Emergence of human-like polarization among large language model agents
Jinghua Piao, Zhihong Lu, Chen Gao, Fengli Xu, Qinghua Hu, Fernando P. Santos, Yong Li, James Evans
TL;DR
The paper demonstrates that autonomous LLM agents, interacting in a network, spontaneously develop human-like polarization and self-organize social networks with homophily, echo chambers, and backfire dynamics. A self-regulation mechanism based on social learning reduces internal inconsistencies and balances polarization, while five targeted interventions—especially at the individual level—mitigate polarization more effectively than network restructuring. Across multiple LLMs, temperatures, and initial conditions, the polarization phenomenon remains robust on divisive political issues but not on neutral, fact-based topics. The work provides a scalable, ethically informed pre-experimental platform to study and design strategies for reducing polarization in human-LMM-interactive environments, with implications for safeguarding democratic deliberation and informing policy design.
Abstract
Rapid advances in large language models (LLMs) have not only empowered autonomous agents to generate social networks, communicate, and form shared and diverging opinions on political issues, but have also begun to play a growing role in shaping human political deliberation. Our understanding of their collective behaviours and underlying mechanisms remains incomplete, however, posing unexpected risks to human society. In this paper, we simulate a networked system involving thousands of large language model agents, discovering their social interactions, guided through LLM conversation, result in human-like polarization.

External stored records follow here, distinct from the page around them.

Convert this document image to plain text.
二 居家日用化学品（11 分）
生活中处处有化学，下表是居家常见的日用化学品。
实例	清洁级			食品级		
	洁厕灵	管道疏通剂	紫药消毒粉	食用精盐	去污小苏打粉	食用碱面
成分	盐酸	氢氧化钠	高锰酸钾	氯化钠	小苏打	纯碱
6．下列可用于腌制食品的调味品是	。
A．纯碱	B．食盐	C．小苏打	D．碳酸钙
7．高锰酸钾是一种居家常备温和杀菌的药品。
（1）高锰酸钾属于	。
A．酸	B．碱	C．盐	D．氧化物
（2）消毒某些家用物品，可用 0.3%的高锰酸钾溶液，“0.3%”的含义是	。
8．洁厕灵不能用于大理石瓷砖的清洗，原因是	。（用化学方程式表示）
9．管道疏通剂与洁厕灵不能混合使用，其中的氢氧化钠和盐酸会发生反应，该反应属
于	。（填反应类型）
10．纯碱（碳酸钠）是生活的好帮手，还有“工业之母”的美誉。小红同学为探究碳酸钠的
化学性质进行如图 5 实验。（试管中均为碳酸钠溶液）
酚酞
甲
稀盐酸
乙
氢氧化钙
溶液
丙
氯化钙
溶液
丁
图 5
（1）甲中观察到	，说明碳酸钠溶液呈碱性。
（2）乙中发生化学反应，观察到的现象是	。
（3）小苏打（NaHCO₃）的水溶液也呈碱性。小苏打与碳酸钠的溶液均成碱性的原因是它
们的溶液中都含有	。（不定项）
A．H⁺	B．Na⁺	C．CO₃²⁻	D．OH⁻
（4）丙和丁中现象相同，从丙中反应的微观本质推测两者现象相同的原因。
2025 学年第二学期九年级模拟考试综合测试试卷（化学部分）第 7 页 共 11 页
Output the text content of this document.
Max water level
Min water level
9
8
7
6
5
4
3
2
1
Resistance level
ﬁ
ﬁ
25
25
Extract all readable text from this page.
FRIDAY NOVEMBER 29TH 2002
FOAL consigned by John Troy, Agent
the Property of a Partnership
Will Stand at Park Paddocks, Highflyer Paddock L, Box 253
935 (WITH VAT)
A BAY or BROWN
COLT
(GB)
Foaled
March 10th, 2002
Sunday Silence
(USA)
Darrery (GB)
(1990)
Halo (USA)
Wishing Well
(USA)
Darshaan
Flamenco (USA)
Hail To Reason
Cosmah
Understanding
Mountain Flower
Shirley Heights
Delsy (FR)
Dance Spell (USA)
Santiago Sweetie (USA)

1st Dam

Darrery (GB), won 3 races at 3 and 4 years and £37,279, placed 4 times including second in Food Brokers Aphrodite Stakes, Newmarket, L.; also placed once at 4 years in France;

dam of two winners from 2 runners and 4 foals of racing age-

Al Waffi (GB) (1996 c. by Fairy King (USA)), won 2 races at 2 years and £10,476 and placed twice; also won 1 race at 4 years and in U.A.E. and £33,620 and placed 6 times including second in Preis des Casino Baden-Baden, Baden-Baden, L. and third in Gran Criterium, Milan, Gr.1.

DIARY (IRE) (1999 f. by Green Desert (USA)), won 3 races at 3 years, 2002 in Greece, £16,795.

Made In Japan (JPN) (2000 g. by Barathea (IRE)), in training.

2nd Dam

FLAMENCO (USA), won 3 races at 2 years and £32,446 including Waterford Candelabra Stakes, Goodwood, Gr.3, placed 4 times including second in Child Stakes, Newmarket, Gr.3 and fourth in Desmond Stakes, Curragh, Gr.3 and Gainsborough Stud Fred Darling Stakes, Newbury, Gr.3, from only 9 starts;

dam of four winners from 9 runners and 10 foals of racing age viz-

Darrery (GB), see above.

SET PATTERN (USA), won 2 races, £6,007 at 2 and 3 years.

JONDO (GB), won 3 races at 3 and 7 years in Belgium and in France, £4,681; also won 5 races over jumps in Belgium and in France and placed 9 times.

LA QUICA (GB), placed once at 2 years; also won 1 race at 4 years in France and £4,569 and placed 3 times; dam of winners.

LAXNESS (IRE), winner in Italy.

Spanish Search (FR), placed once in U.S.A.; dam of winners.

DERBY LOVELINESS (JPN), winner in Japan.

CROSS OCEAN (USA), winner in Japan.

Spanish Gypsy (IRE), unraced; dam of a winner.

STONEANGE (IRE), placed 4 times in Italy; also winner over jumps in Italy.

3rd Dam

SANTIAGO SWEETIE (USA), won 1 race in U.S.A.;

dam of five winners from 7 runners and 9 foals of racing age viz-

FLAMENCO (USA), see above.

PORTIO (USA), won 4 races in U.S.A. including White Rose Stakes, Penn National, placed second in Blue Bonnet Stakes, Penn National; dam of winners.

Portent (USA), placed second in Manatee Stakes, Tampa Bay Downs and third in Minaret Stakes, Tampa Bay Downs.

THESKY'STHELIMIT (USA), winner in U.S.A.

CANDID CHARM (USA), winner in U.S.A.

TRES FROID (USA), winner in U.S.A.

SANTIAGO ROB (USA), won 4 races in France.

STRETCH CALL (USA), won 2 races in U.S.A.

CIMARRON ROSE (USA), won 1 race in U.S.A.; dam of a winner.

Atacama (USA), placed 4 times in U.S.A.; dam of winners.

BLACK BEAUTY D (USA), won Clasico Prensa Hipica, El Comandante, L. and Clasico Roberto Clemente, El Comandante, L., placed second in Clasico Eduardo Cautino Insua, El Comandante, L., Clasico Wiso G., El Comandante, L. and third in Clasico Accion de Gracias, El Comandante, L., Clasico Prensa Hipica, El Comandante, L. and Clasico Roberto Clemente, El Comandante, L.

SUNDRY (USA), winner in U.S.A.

We discover that these agents spontaneously develop their own social network with human-like properties, including homophilic clustering, but also shape their collective opinions through mechanisms observed in the real world, including the echo chamber effect. Similarities between humans and LLM agents -- encompassing behaviours, mechanisms, and emergent phenomena -- raise concerns about their capacity to amplify societal polarization, but also hold the potential to serve as a valuable testbed for identifying plausible strategies to mitigate polarization and its consequences.